Sofiya Strochyk <ss...@interlogic.com.ua> wrote:
> 5. Yes, docValues are enabled for the fields we sort on
> (except score which is an internal field); [...]
I am currently working on
https://issues.apache.org/jira/browse/LUCENE-8374
which speeds up DocValues-operations for indexes with many documents.
What "many" means is hard to say, but as can be seen in the JIRA, Tim Underwood sees a nice speed up for faceting with his 80M doc index. Hopefully it can also benefit your 40M doc (per shard) index with sorting on (I infer) multiple DocValued fields. I'd be happy to assist, should you need help with the patch.
- Toke Eskildsen
Re: SolrCloud scaling/optimization for high request rate
Posted by Sofiya Strochyk <ss...@interlogic.com.ua>.
Thanks Erick,
1. We already use Solr 7.5, upgraded some of our nodes only recently to
see if this eliminates the difference in performance (it doesn't, but
I'll test and see if the situation with replicas syncing/recovery has
improved since then)
2. Yes, we only open searcher once every 30 minutes so it is not an NRT
case. But it is only recommended
<https://lucene.apache.org/solr/guide/7_1/shards-and-indexing-data-in-solrcloud.html#combining-replica-types-in-a-cluster>
to use NRT/TLOG/TLOG+PULL replica types together (currently we have all
NRT replicas), would you suggest we change leaders to TLOG and slaves to
PULL? And this would also eliminate the redundancy provided by
replication because PULL replicas can't become leaders, right?
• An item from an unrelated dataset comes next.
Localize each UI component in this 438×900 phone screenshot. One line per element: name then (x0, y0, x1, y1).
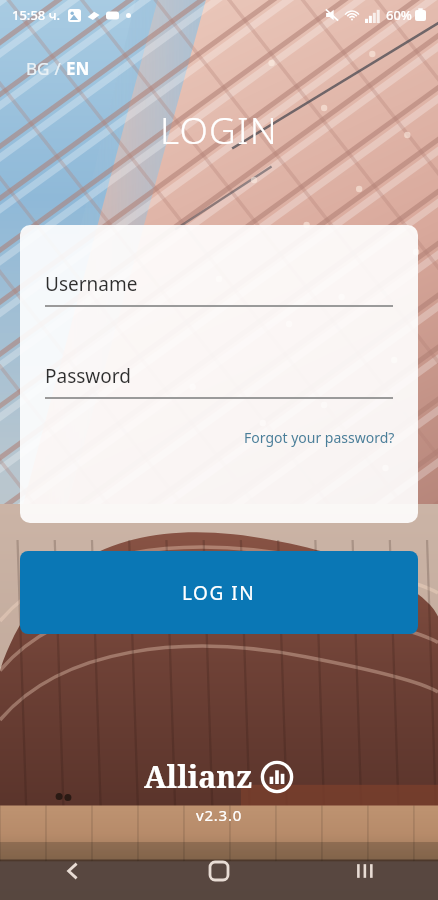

3. Yes but then it would be reflected in iowait metric, which is almost
always near zero on our servers. Is there anything else Solr could be
waiting for, and is there a way to check it? If we are going to need
even more servers for faster response and faceting then there must be a
way to know which resource we should get more of.
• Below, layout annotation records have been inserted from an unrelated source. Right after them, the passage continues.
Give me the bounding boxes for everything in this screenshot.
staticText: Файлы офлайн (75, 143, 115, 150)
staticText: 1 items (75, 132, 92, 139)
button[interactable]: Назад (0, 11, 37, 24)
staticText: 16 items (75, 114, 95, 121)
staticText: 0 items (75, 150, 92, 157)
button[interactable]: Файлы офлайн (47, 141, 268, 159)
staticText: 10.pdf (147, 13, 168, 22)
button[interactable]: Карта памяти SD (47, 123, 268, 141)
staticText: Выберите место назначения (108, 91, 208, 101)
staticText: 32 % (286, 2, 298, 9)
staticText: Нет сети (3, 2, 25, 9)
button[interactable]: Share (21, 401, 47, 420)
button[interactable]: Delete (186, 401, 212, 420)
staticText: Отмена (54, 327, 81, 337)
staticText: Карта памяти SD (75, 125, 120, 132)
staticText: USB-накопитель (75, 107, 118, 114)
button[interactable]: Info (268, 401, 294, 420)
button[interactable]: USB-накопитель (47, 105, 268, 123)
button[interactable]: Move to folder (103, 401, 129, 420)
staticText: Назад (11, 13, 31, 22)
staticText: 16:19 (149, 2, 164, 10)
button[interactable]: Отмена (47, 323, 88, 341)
5. Yes, docValues are enabled for the fields we sort on (except score
which is an internal field); _version_ is left at default i think
(type="long" indexed="false" stored="false", and it's also marked as
having DocValues in the admin UI)
6. QPS and response time seem to be about the same with and without
indexing; server load also looks about the same so i assume indexing
doesn't take up a lot of resources (a little strange, but possible if it
is limited by network or some other things from point 3).
7. Will try using G1 if nothing else helps... Haven't tested it yet
because it is considered unsafe and i'd like to have all other options
exhausted first. (And even then it is probably going to be a minor
improvement? How much more efficient could it possibly be?)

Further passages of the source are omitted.